Bu bölüm bana küfretmenizi istemem ama hikayeye biraz canlılık ve olay gelmesini istedim. Keyifle okuyuun yorumlarınızı ve oylarınızı esirgemeyin. :)
Saat gece 1 olmuştu ve Çağatay hala ortalıklarda yoktu. Pencere kenarındaki rahatsız edici sandalyemden kalkıp yatağa uzandım. Gözlerim ağırlaşmaya başlamıştı ve uykuya direnecek gücüm de kalmamıştı. Gözümü kestirmek bahanesiyle yatakta sola doğru dönüp ellerimi yastığımın altına koyarak kendimi uykuya teslim ettim.
Odamın kapısının sertçe açılmasıyla yataktan sıçradım. Gözlerimi ovuşturarak ayağa kaltığımda gülme sesleriyle kafamı kaldırıp kapıya doğru baktım. Karanlıkta pek birşey görünmüyordu derken ışık aniden açılarak gözlerime doldu. Gözlerim kapıdaki manzarayla irice açılırken Serap teyze ve İzzet amcada Çağatayın hemen arkasından bana bakıyorlardı.

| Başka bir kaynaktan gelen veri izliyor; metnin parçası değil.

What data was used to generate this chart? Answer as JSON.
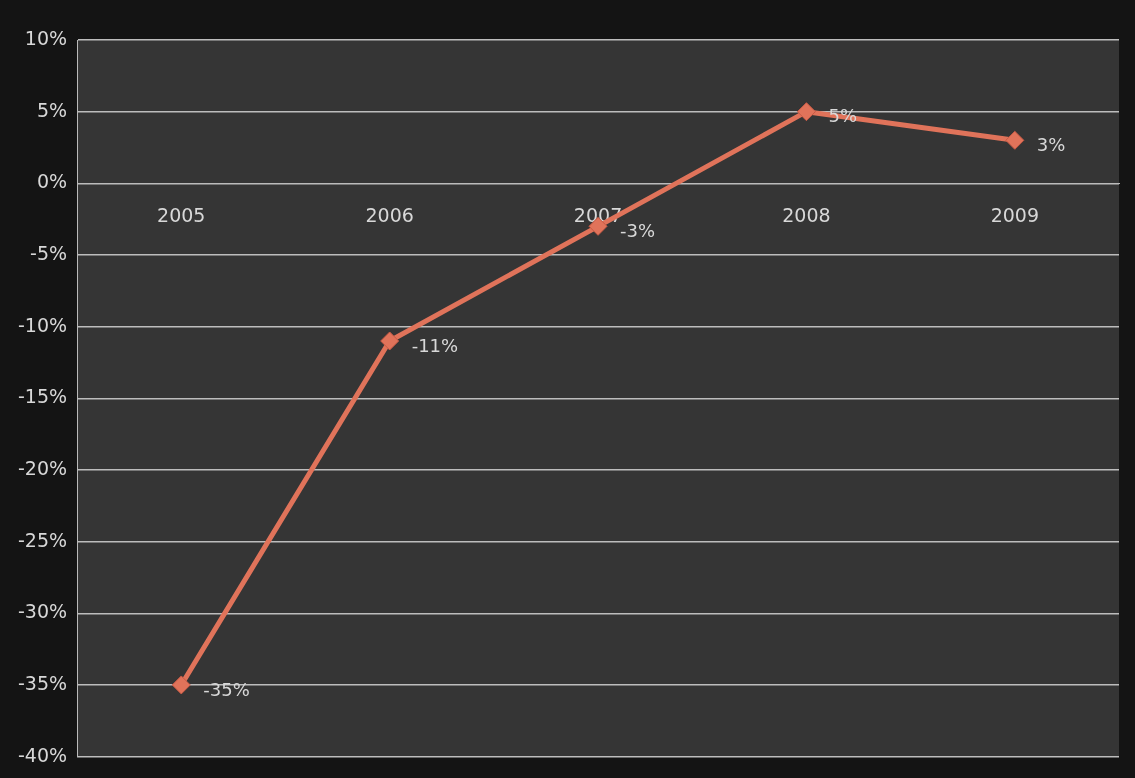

Çağatayın kolunun altındaki kız bana tuhafca bakarken gözlerim de yaşlarla dolmaya başlamıştı. Uyku sersemliğiyle ben mi yanlış görüyordum yoksa bu olanlar gerçek miydi?

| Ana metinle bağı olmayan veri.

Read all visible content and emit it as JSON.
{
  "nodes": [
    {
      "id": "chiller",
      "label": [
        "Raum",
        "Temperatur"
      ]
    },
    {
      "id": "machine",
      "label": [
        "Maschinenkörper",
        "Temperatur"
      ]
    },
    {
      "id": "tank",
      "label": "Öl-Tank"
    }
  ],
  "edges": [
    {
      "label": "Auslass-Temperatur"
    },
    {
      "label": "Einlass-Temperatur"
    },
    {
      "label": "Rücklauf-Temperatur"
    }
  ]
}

''Ece?'' Çağatayın ağzından çıkan ismimden ilk defa bu kadar tiksinmiştim. Bana donuk gözlerle bakıyordu. Elinin hala kızın omzunda olduğunu yeni farkederek hızla indirdi. Bakışlarımı az önceki sırıtmanın yerine donuk gözlerle bakan sarışın kıza çevirdim. Serap teyze kızı kolundan tutarak aşağıya indirdiğinde kız da inmemek için direniyordu. İkisi de aşırı içkili gözüküyordu.
''Kızım''diye yanıma gelen İzzet amcayı elimi kaldırarak durdurdum. Şu an İzzet amcayla konusmak yerine yapmam gereken başka bir konuşma vardı.
Gözyaşlarım gözümün önünü görmemi zorlaştırırken elimi gözüme bastırdım. Eminim şu an akan rimelimle hiç de iyi bir görüntü sergilemiyordum. Kimin umrunda ki.
Serap teyze dolu olan gözleriyle yanıma gelip sarıldığında bir tepki veremiyordum. Sevdiğim adam ben onu beklerken o başka bir kadınla karşıma çıkıyordu. Hayatım her zaman dediğim gibi bir bok çukurundan farksızdı şu an. Kendimi aldatılmış hissediyordum. Hemde en iğrenç bir şekilde.!
Serap teyze kollarını boynumdan çektiğinde ondan bir iki adım uzaklaşarak Çağataya doğru yaklaştım. Ona söylemek istediğim o kadar çok şey vardı ki.
''Değmezmişsin''diye söze başladığımda iyi bir başlangıç olduğunu düşündüm. Çünkü şu an karşımdaki sarhoşun gerçekten de hiçbirşeye değmediğini düşünüyordum.
''Sevgime,sana verdiğim değere,senin için üzülmeme kısacası hiçbirşeye değmezmişsin.''Tekrar yaş dolan gözümü ellerimle sildim. ''Ben..Ben seni sevmiştim Çağatay. Ve sen bu sevgimin ne kadar büyük olduğunu da çok iyi biliyordun. Güvenmiştim ben sana''dediğimde bir adım geriye çıktım. Alkolün kokusu miğdemi bulandırmaya yetmişti bile.
''Senin de beni sevdiğini düşünmeye başlamıştım. Ne kadar da safmışım b-''dediğimde ''Ece ben''diye başlayan sözünü kestim.
''Konuşma sakın. Bitti herşey buraya kadar. İnan çok bile dayandık birbirimize. Gerçekten herşeyin iyi olacağına inanmıştım. Bu evliliğin gerçeğe dönüşmesine o kadar kaptırmıştım ki kendimi. Ama yanılmışım. Sen..Benim hayatımda gördüğüm en adi insansın. Bitti herşey''diyerek kızarmış olan gözlerine son kez nefretle baktım.
Bana yaklaşıp eliyle kolumu tuttuğunda kolumu çekmeye çalıştım ama başarılı olamadım. Serap teyzeye dönüp baktığımda benden geri kalmayan yaşlı gözleriyle bir bana birde Çağataya bakıyordu. İzzet amca olayın şokuyla bana acınası bakışlarını atarken Çağataya öfkeyle baktığını görebiliyordum.